Dans un journal, ces jours-ci, j'ai trouvé la recension d'un petit livre. Son auteur écrivait : " Chaque matin,
quand je me lève, je me dis : qu'est ce que tu vas faire de bien aujourd'hui ? Je le fais et ça me rend heureuse de vivre chaque jour."
Que ces quelques mots nous encouragent pour la journée et pour la semaine à venir ...
Rassurez-vous, je suis encore en vie. C'est vrai qu'il n'y a pas grand chose que j'ai fait paraître sur ce blog, étant
particulièrement occupé. Je vais tâcher de me convertir un peu et de vous fournir des textes, petits, sympas, des extraits de mes études d'Evangile. Après l'Evangile de Jean, je vais aller dans
celui de Luc, autour de la question de "comment Jésus forme ses disciples ..." Vous en saurez plus dans les priochains temps ...

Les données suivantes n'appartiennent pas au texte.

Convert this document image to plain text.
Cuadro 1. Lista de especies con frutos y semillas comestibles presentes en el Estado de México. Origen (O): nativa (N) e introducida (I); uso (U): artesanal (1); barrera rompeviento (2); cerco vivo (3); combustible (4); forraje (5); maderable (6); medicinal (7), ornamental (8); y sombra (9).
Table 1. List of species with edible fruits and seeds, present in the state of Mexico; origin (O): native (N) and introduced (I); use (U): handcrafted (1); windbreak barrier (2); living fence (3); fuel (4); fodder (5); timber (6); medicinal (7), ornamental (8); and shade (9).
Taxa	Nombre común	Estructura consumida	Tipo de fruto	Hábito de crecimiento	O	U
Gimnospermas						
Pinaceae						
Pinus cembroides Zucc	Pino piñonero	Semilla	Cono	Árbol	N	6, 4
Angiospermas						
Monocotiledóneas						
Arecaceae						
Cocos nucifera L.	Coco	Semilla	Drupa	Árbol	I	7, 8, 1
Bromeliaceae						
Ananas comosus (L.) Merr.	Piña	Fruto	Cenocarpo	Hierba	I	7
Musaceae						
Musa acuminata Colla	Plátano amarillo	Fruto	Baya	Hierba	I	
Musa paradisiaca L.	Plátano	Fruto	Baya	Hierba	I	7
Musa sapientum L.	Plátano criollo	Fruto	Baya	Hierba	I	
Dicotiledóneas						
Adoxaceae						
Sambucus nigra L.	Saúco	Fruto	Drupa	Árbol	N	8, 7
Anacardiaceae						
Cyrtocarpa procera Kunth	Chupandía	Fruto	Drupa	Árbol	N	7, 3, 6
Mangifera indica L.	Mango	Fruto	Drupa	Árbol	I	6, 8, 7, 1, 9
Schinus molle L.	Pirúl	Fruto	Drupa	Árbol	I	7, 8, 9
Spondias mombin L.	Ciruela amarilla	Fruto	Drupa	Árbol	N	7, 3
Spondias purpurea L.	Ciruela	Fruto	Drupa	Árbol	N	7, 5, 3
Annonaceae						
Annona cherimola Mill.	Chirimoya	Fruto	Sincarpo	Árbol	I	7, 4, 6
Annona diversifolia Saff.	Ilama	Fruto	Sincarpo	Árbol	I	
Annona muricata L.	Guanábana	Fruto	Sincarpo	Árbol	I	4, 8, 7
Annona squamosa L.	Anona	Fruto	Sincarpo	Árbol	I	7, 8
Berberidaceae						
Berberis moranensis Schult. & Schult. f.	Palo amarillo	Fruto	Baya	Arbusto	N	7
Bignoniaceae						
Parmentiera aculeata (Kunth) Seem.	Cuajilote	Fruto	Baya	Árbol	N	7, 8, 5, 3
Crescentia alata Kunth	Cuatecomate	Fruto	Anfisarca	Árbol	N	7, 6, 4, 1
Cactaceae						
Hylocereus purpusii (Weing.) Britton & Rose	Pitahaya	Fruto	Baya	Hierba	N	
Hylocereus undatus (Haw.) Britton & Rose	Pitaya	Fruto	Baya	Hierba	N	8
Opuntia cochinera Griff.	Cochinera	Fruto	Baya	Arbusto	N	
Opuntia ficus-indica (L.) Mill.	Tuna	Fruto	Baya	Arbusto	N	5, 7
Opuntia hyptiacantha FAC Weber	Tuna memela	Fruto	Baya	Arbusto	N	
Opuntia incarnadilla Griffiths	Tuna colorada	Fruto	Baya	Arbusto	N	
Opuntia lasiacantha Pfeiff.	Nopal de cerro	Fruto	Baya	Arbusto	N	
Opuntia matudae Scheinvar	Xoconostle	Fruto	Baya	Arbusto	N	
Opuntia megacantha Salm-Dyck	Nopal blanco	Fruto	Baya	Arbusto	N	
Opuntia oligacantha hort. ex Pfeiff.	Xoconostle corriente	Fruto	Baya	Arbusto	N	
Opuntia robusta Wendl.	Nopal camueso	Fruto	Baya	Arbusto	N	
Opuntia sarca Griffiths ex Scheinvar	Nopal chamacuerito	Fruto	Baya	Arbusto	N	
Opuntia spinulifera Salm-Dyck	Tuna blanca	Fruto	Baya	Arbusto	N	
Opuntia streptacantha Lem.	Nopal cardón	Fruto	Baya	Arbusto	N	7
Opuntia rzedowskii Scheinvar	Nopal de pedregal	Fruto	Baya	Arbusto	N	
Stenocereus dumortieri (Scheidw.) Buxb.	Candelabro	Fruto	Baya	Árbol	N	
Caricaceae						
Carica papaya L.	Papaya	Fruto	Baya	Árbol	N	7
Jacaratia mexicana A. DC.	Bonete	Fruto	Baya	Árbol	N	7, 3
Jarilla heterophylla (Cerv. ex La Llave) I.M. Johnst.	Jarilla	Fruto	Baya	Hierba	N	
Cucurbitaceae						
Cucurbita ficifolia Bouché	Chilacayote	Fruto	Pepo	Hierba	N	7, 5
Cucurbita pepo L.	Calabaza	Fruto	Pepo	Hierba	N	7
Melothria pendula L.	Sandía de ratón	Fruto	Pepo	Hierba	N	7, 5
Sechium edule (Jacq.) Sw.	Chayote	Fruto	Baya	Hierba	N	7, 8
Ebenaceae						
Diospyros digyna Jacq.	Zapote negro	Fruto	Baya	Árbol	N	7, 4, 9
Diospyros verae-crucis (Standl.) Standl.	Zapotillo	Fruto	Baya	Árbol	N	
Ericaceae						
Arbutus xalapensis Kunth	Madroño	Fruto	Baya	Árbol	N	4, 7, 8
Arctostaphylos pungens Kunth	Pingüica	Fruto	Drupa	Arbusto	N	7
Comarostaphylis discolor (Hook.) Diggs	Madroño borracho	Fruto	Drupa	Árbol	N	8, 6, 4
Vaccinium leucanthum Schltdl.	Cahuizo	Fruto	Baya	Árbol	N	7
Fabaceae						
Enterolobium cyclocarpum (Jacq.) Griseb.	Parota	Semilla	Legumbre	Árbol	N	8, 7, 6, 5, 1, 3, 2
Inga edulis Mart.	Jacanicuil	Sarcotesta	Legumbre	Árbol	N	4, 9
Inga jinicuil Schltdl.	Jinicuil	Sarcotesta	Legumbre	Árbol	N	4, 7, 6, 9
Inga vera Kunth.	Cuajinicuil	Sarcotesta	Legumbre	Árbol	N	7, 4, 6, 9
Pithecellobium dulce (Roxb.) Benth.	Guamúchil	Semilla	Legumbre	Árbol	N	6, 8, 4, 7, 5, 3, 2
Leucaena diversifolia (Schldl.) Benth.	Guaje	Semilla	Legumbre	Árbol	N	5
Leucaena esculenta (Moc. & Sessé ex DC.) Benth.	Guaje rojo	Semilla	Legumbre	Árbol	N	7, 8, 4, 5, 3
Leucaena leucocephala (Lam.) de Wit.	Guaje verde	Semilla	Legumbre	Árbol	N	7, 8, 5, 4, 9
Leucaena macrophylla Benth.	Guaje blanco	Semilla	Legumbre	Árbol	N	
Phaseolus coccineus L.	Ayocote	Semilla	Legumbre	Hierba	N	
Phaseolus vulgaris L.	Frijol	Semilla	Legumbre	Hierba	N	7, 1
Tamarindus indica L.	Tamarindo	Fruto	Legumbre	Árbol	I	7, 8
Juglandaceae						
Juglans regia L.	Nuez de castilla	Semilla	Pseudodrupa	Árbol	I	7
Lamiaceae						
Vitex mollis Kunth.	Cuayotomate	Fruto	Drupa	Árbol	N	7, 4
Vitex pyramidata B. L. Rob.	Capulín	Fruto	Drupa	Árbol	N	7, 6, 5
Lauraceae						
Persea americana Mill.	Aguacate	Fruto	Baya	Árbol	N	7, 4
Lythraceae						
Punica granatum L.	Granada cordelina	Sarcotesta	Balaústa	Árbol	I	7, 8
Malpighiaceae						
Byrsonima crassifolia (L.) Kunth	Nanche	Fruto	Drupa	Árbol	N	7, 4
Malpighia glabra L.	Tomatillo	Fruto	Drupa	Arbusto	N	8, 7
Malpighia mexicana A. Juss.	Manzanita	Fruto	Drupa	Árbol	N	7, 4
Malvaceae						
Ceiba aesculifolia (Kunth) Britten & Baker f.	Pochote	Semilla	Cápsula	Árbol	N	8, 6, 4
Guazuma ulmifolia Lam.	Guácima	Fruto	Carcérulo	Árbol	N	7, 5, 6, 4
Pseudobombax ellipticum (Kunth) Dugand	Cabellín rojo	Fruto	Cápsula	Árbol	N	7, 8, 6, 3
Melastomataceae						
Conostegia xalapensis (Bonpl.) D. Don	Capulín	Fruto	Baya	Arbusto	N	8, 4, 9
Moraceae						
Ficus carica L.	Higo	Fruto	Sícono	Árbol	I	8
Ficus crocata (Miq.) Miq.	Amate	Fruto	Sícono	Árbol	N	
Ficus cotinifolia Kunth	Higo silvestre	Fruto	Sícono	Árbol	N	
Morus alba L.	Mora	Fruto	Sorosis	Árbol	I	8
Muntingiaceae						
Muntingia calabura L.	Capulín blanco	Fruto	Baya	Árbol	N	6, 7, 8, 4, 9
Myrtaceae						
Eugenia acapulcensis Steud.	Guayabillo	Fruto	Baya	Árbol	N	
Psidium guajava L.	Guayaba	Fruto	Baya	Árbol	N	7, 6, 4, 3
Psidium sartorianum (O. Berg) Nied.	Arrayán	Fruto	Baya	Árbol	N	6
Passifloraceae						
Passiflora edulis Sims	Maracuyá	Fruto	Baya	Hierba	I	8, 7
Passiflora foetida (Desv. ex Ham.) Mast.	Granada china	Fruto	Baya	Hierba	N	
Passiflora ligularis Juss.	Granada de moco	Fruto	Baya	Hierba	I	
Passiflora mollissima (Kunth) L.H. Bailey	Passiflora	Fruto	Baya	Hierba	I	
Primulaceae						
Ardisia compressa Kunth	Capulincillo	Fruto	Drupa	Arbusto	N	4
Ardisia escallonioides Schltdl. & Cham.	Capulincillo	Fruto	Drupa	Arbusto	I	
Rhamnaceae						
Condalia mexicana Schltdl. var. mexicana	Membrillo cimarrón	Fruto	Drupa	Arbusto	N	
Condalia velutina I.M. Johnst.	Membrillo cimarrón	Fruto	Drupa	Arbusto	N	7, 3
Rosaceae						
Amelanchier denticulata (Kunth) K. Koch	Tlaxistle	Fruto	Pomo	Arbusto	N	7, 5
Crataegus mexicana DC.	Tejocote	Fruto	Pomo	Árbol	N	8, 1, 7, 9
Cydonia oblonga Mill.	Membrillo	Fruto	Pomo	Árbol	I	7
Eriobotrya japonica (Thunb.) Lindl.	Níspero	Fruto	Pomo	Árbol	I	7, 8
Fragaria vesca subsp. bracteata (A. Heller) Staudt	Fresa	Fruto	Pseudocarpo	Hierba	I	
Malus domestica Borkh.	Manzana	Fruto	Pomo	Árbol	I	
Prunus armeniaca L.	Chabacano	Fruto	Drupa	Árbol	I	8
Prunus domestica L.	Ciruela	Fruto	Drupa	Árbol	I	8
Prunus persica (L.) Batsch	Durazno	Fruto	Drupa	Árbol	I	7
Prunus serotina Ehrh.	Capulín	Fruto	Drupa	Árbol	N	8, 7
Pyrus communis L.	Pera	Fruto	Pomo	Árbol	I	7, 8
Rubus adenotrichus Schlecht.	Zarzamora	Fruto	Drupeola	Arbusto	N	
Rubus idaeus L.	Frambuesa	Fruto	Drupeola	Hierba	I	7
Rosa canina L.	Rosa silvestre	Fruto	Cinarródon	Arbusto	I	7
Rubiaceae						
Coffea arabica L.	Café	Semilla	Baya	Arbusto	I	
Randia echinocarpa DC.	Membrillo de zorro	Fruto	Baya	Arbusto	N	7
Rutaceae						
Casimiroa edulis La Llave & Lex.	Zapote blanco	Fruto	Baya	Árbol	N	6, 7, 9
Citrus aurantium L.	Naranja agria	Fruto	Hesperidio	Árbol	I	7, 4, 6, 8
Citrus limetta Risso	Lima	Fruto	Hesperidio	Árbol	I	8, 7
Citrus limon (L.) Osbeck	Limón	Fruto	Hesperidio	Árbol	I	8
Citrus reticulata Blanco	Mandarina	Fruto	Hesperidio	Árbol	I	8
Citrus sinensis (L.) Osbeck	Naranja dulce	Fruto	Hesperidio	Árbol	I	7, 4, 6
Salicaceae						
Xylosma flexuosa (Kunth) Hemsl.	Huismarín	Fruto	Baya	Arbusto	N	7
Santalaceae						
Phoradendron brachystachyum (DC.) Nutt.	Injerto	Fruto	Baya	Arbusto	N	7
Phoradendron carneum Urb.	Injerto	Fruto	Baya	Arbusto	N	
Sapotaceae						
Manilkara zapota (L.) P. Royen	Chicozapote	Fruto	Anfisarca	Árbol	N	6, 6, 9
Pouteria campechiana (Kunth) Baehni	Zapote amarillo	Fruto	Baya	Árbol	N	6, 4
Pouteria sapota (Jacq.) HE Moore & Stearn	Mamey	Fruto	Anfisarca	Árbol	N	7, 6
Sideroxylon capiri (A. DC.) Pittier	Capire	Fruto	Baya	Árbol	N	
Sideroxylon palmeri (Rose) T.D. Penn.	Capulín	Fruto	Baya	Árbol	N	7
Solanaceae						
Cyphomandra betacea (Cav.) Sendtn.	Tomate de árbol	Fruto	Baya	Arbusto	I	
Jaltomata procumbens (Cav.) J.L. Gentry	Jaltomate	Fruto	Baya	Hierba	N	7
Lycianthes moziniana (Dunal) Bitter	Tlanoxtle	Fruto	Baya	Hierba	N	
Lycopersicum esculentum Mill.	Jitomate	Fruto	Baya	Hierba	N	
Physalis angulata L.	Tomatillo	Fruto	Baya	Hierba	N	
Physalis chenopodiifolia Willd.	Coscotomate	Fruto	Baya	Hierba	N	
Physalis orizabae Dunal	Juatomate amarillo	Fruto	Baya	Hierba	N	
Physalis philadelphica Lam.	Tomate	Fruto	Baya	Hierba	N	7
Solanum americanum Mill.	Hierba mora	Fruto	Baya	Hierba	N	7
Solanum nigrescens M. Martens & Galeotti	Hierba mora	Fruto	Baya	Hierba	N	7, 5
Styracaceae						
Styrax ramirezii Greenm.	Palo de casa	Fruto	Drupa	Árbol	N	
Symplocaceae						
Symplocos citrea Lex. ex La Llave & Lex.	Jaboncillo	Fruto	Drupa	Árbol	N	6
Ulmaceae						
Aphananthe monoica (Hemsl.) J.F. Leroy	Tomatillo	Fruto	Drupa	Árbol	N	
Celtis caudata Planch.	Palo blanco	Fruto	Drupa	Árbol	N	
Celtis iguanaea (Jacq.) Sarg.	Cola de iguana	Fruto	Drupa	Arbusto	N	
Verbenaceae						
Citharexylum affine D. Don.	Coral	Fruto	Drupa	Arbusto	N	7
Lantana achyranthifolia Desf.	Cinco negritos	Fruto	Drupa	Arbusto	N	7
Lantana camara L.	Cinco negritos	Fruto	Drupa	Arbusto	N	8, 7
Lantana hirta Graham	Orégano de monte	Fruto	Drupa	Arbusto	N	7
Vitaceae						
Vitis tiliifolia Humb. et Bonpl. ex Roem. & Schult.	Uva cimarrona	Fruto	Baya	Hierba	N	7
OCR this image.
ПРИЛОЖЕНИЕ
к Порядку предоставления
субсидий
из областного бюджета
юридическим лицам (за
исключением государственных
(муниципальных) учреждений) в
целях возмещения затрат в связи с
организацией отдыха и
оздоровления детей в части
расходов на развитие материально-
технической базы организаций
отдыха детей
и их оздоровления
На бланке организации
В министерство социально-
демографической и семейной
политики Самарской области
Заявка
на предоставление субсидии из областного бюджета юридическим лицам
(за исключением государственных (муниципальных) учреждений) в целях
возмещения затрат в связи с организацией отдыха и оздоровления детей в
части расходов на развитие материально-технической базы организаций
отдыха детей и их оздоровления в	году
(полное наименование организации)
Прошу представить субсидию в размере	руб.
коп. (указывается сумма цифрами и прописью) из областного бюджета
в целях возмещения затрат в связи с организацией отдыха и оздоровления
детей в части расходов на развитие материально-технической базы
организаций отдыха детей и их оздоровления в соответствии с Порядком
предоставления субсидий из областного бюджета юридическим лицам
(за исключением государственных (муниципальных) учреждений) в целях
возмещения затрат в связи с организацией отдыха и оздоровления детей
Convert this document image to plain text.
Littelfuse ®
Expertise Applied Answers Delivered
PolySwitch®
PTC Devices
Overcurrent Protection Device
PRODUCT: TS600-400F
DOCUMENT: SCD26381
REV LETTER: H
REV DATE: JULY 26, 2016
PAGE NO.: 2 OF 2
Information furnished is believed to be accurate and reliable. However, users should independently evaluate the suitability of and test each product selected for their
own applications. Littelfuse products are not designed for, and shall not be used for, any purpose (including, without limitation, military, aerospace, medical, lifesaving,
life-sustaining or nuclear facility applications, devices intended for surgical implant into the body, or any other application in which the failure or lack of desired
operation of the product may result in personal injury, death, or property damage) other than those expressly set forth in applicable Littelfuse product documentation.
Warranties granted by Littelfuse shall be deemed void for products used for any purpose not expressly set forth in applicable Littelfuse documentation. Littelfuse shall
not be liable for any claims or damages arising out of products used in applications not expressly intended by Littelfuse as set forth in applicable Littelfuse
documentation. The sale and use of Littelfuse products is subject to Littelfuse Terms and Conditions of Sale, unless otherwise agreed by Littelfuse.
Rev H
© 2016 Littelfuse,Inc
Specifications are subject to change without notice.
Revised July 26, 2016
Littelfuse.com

Depuis août, retour des vacances, c'était bien rempli, relativement assez chargé. On va aller à présent vers la Toussaint et vers l'automne...
D'ici quelques jours, je vais mettre en ligne quelques photos de notre dernier périple estival en vélo couché en Autriche, Hongrie et Slovaquie ... Mais c'est vrai que c'est
déjà bien loin.
Je vous donne les horaires des célébrations dans les deux églises St Benoït et St Jean Bosco de Strasbourg :
Samedi soir à 18 h 00 à St Jean Bosco, 17 rue Virgile, Strasbourg Koenigshoffen Hohberg
Dimanche à 10 h 30 à St Benoît, 17 place André Maurois, Strasbourg Hautepierre.
Quelques renseignements au 03 88 26 33 19.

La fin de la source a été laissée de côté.